Было радостно, молчавшие все утро каменщики снова завели разговоры. Дым из трубки Лена сделался сизым и, уносимый ветром, бросал на землю тень такую четкую, что в ней были различимы волны дымных струек. А сияние все росло, росло, будто само солнце низринулось с неба, и округа, умытая дождем, сверкала, а на огромную лужу посреди строительной площадки было невозможно смотреть; предметы, расположенные против солнца, казались черными, и тут на другом конце лужи, уже впитывающейся в песчаную почву,— прямо между огненными кругами, которые остались у Лена в глазах от отраженных водой лучей, встала черная кругленькая фигурка.
Юбочка толстушки едва прикрывала колени, а сумка с обедом почти касалась земли. Это была первая «полудница». Она стояла озадаченная — привычная дорога на стройку была затоплена. Поразмыслив, девчушка отправилась по кромке лужи. Но ей не повезло — она дошла только до штабеля кирпичей, где сухая кромка была не шире ступни, и оказалась в луже. Подмытая земля оползла вместе с ней.
Постигшее девчушку несчастье было встречено дружным весельем; а когда обед начал вываливаться из горшков прямехонько в грязь, рабочие просто покатились со смеху.
Веселье публики достигло апогея, когда девочка, стоя по щиколотку в луже, с проворством и ловкостью заправской хозяйки, начала вылавливать ложкой гущу назад в горшки. Первым делом мясо, потом картошку. Бедняжка не обращала внимания ни на замечания и насмешки, ни на добрые советы, и то, что можно было спасти, то спасла. Выбравшись из лужи, она расставила посуду в сумке и медленно-медленно двинулась дальше.

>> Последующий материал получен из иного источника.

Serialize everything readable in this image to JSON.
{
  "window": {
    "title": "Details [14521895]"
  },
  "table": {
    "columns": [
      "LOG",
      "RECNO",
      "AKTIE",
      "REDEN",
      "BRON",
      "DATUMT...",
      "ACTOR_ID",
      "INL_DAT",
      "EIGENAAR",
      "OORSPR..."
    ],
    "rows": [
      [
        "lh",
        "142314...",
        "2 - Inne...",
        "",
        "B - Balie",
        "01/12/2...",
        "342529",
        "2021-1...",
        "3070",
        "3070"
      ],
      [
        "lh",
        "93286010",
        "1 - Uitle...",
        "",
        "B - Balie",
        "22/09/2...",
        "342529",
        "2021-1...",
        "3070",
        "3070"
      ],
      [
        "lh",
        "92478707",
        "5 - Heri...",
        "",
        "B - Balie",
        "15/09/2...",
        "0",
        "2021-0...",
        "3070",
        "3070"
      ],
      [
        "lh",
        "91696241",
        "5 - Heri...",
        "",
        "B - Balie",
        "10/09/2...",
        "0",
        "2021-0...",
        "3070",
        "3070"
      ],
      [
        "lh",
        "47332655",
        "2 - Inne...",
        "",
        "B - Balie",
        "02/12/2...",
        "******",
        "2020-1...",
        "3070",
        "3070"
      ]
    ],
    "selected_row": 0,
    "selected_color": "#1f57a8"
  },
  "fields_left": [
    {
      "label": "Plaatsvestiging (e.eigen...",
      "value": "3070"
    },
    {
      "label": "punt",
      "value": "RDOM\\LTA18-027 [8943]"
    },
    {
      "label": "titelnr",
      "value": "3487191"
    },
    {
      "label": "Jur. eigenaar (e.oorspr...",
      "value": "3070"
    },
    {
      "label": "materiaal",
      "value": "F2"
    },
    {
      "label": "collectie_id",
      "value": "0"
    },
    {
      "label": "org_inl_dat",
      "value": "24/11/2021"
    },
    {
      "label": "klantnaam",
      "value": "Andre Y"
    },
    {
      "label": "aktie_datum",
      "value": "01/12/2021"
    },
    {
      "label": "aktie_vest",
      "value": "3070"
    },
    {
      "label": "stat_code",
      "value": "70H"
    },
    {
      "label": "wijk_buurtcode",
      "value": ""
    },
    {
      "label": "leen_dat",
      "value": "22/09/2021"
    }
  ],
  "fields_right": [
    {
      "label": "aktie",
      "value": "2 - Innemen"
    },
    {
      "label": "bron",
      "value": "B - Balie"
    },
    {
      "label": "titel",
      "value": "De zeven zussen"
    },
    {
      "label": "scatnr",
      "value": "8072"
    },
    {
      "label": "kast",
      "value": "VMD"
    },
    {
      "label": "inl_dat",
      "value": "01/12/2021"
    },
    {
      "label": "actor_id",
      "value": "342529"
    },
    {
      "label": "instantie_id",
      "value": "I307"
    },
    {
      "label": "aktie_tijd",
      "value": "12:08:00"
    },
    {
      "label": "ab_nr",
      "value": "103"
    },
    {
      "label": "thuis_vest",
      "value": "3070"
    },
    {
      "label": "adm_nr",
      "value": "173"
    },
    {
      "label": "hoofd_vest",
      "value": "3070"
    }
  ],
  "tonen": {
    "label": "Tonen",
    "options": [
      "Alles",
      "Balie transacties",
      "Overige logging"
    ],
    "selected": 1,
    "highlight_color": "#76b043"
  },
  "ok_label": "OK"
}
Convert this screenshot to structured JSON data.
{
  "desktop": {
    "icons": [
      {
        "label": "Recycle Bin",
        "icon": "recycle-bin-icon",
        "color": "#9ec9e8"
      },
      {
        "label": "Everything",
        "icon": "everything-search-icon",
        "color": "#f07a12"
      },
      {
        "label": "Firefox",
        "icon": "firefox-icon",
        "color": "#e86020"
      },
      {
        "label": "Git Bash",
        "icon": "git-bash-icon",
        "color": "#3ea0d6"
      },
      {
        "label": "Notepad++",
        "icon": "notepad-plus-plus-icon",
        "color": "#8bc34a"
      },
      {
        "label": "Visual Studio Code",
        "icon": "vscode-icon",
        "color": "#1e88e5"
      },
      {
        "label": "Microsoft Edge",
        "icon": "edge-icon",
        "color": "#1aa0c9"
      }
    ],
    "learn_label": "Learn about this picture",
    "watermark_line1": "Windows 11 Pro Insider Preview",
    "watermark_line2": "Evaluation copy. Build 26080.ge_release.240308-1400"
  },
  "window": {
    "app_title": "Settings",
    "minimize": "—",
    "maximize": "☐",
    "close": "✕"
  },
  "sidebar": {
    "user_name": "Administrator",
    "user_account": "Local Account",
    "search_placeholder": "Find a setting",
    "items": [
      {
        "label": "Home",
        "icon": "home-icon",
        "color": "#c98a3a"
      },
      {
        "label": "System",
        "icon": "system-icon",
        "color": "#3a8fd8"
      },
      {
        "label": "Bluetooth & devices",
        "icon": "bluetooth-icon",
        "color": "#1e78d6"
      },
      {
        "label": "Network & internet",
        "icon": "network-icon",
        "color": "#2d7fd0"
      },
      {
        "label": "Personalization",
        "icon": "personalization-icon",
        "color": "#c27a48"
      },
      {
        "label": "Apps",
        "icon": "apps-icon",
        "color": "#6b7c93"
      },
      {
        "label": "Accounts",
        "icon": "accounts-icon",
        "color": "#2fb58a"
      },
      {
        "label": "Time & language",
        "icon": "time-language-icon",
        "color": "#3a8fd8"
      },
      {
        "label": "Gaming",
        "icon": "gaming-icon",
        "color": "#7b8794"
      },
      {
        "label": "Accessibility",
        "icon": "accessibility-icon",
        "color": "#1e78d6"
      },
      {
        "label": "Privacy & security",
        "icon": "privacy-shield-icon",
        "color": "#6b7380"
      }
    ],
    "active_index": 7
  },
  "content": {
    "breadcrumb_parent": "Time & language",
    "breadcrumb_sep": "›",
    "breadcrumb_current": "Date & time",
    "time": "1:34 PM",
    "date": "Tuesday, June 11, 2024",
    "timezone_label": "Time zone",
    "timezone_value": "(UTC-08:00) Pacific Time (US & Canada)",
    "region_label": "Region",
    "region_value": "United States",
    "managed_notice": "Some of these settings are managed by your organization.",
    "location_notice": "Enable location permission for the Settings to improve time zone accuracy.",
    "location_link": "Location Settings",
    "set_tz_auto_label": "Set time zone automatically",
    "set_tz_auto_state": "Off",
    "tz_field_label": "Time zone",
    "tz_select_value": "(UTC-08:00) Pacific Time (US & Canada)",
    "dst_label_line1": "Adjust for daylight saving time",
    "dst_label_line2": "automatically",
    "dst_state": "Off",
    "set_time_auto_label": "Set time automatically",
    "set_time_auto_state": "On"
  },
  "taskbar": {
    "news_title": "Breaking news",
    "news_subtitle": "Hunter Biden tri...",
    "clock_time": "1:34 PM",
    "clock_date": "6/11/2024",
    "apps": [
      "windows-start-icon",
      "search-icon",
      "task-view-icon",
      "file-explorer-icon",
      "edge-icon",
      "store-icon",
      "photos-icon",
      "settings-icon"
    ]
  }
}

— Баранина с приправкой! — крикнул кто-то.— Ну и задал бы я тебе, принеси ты мне такое!
— Ты и жижи туда подлей! — предложил другой.— Будет супчик с клецками!
Тут девчушка заревела во все горло, как делают дети, сознающие свою вину и то, что их ждет трепка, подходя к родителям и пытаясь их разжалобить,— трогательное притворство!
Шаги ее становились все короче и короче, пока не затихли окончательно рядом с Леном перед суровым стариком, который сидел на земле в сухой кирпичной пыли и все это время курил с таким невозмутимым спокойствием, будто дело совершенно его не касалось. Вот уж Лен не предполагал, что это опрокинулся обед старого Криштофа, с которым он черпал раствор из одной бочки.
Нельзя было удержаться от смеха, когда девочка в мокрой юбке, размазывая одной рукой по щекам грязные слезы, другой протягивала сидящему перед ней отцу сумку с выловленной из лужи едой, а отец, не принимая сумки, с которой капала грязь, и даже не пошевелившись, продолжал спокойно покуривать, хоть дочка ревела все громче.
Люди от души наслаждались этим бесплатным и уморительным зрелищем. Наконец Криштоф докурил трубку, невозмутимо выбил ее, сунул за фартук, встал и, нарочно желая показать, как по-мужски действуют отцы вроде него, занес руку для грозного удара.
Девочка заверещала, словно ее уже били, хотя отцовский кулак, не достигнув цели, был перехвачен Леном.
— Не дурите, старый! — сказал Лен, дернув на себя сжатую кисть с такой силой, что Криштоф поневоле придвинулся к нему.
— А вы чего встреваете? Я наказываю дочь за провинность! — злобно огрызнулся Криштоф, приблизив свое побледневшее лицо к самым глазам Лена.
Но неожиданно присмирев, ко всеобщему удивлению, он опять спокойно сел в пыль под лесами, принял сумку с обедом и со смаком начал есть мясо и картошку, будто они не были выловлены из грязи.